ENGLISH
  Güncelleme: 08/09/2016

Avrupa Birliği Bakanı ve Başmüzakereci Ömer Çelik’in Le Figaro’da yayınlanan makalesi

Avrupa Birliği Bakanı ve Başmüzakereci Ömer Çelik’in Fransa’nın önde gelen gazetelerinden Le Figaro’da “L’adhésion à l’Europe reste l’objectif – AB üyeliği hedefimiz olmaya devam ediyor” başlıklı bir makalesi yayınlandı. Makalenin Türkçe metni aşağıda sunulmaktadır.

 

15 Temmuz’da püskürtülen darbe teşebbüsü hem Türkiye tarihi hem de Avrupa Birliği ile ilişkiler bakımından bir dönüm noktasıdır. Brüksel’in 240 masum insanın hayatını kaybettiği, aday bir ülkenin demokrasisi konusunda alabileceği en ağır darbe karşısındaki çekingen tavrı Avrupa Birliği’nin bir partner olarak demokrasi, insan hakları ve hukuk devleti gibi temel ilkelerine bağlılığı hakkında akıllarda soru işaretleri uyandırmıştır. Avrupa’nın milyonlarca Türk’ün kalbini yeniden kazanma kabiliyeti, Birliğin var olmaya devam edebilmek için gerekli özelliklere hâlâ sahip olup olmadığını gösterecektir.

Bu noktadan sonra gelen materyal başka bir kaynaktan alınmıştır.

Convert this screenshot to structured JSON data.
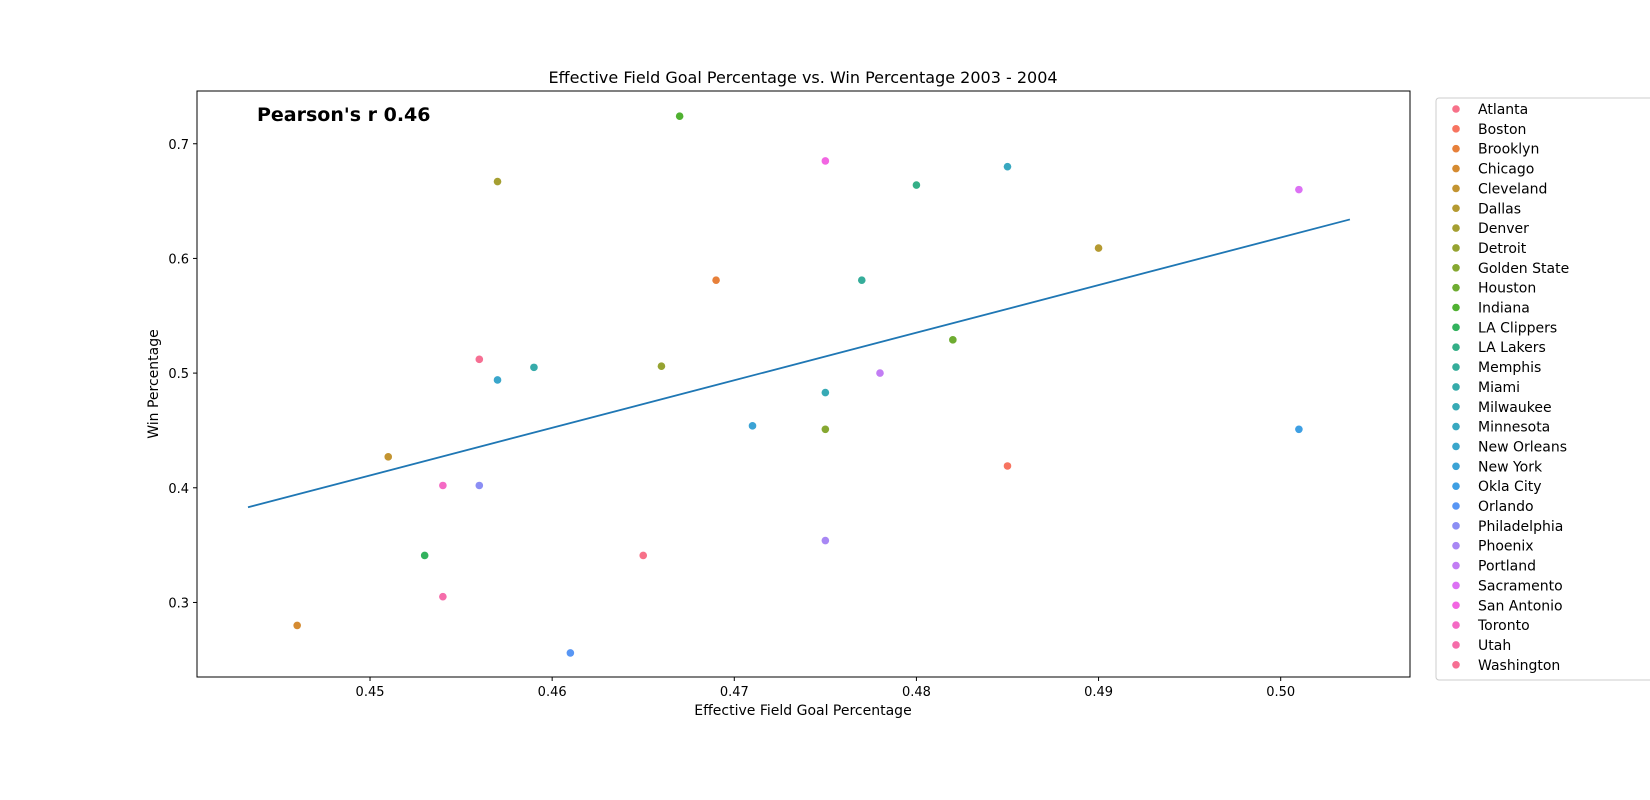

Türk halkı son haftalarda Avrupalı liderlerden böylesine kanlı bir darbe teşebbüsü durumunda beklediği desteği göremedi. İlginçtir ki Batı’nın darbe konusundaki her çekingen kınama mesajının beraberinde şartlar ve açıklamalar içeren uzun bir liste vardı. 15 Temmuz’da yaşananlardan habersiz ve tarafsız olan tüm gözlemciler komplocuların mağdur taraf olduğu hissine kolayca kapılabilirdi.

Ne yazık ki Avrupa’nın temel ilkelere uyma konusundaki başarısızlığı yeni değil. 2013 yılında Mısır’daki askeri darbenin hemen ardından Avrupa Birliği yetkilileri aceleyle Kahire’de General Abdülfettah el Sissi ile görüşmüştü. Aslında tepkileri Avrupa’yı 2000’li yılların ortasından bu yana kaygılandıran daha geniş bir sorunu ortaya çıkardı. Avrupa’yı 2008 ekonomik kriziyle birlikte popülizm, soyutlama ve yabancı düşmanlığı sarmaya başladı. Avrupalı popülistler, kendi halklarının yaşamını etkileyen gerçek sorunlarla ilgilenmek yerine Türkiye’yi karalamaya başladılar.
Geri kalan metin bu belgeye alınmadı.